As to howcum Moonpoint Ring’s swing around was failing, Eyeball couldn’t say. It was almost as if the big Windbag Charonians didn’t give no more of a damn. Moonpoint Ring’s orbit had never been more than metastable since the Big Drop, but used to be it had always gotten a noodge back toward equilibrium when things were looking bad. Not now, not no way. Charonians weren’t lifting a finger, or a tentacle, or whatever was they had.
And doing all the correct it burns was getting tough. The tanks were getting low. Ever time, it took a bigger and bigger swig of propellant to hold the hab swingaround together. Meantime, it was getting more and more difficult for Earth to top the tank, send refills. God or whoever or whatever bless the straights back on Earth for doing what they could, but weren’t much they could do.
Eyeball could see lines on a chart move good as anyone. Sooner or later, they would not be able to hold it together and the hab would pile it in. And the way things were falling apart, Eyeball had a deep hunch NaPurHab was going to go down soonerthanlater.
Sucked up by a black hole. Not a good way to check out.
Notcool notcool notcool.
“Where she stops, no one wanna know,” Eyeball whispered to herself.
Six
Grail of the Sphere
“Denial is a remarkable thing. With it, all things impossible are made possible, and vice versa. In the years following the Abduction, denial—the refusal to accept the facts of reality—came to be a major survival mechanism not only for individuals, but for society as a whole. Coupled with the refusal to see the Universe as it existed was the determination to see it as it was not, a will to build castles in the air out of what ought to have been.
“After a time, of course, the question became whether the cure was worse than the disease, whether it would indeed be possible for individuals—or society—to survive the survival mechanism.”
The Multisystem Research Institute at Columbia University in the city of New York was a goddamned big hole in the ground, but that was not much of a novelty in mid-twenty-fifth-century New York. Belowground construction had been popular even before the Abduction. Automated Lunar excavating technology had proved to be quite practical on Earth, environmental control was easy underground, and there weren’t many prime abovegrounds available.
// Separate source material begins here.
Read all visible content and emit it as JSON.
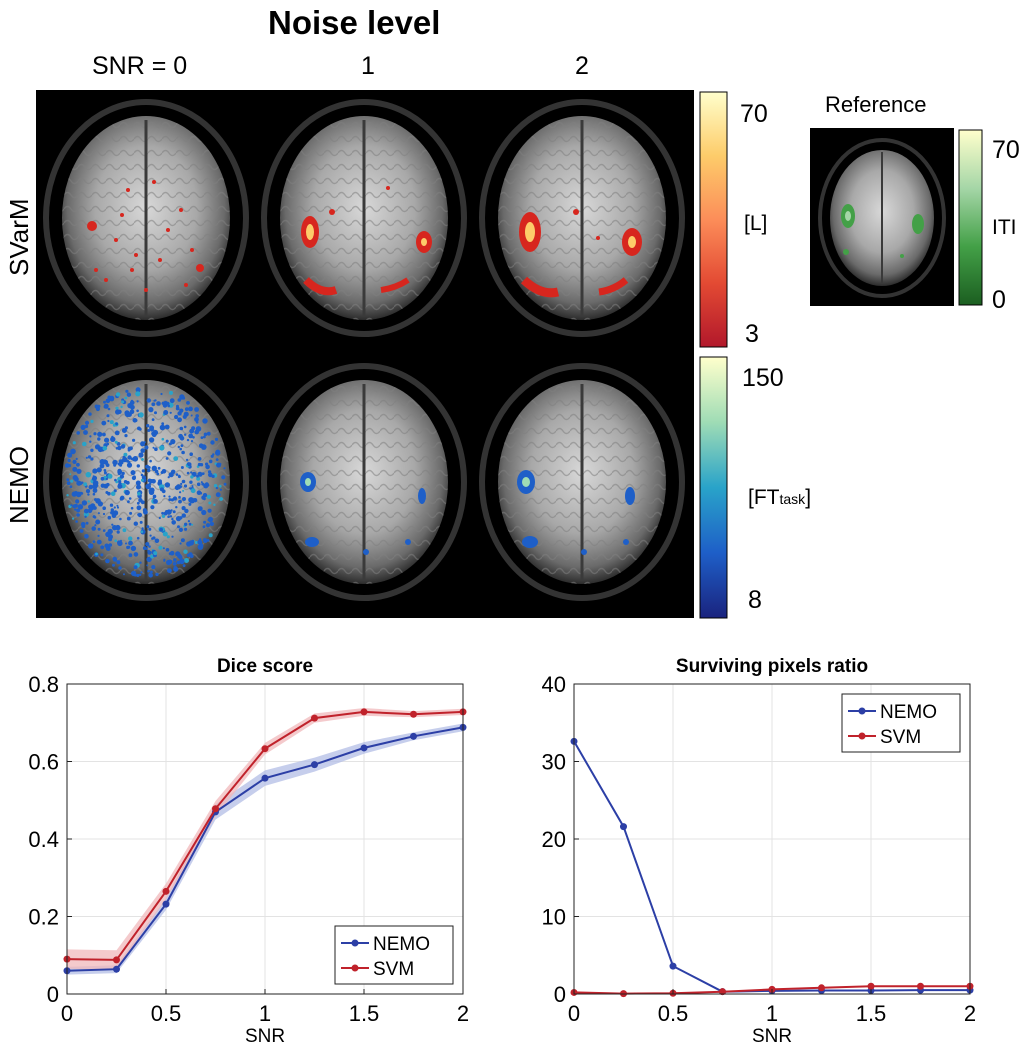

After the Abduction, of course, the fad had really taken hold. Post-Abduction New York was even moodier and more paranoid than the city had been in times past. People wanted to hide.
Some people had—or pretended to have—reasons for going underground that had nothing to do with the Charonians. Many people felt safer underground. Well, maybe they were safer from street crime and bad weather and that sort of thing. But no one was really thinking about those dangers, even when they talked about them. They simply served as a nice series of plausible reasons for going underground.
Even if there was no real safety underground, people who lived and worked below street level did not have to see the sky. That was the major attraction. Underground living was downright fashionable.
However, there was such a thing as overdoing it—and that’s what MRI had done. Such was Sianna’s first thought every morning as she stepped into the high-speed elevator. She was early this morning, and all alone in the elevator car. Somehow that made it worse. She stood with her back to the rear wall of the car and reached out to either side. She wrapped both her hands tightly around the waist-high guardrail, and let her breath out slowly.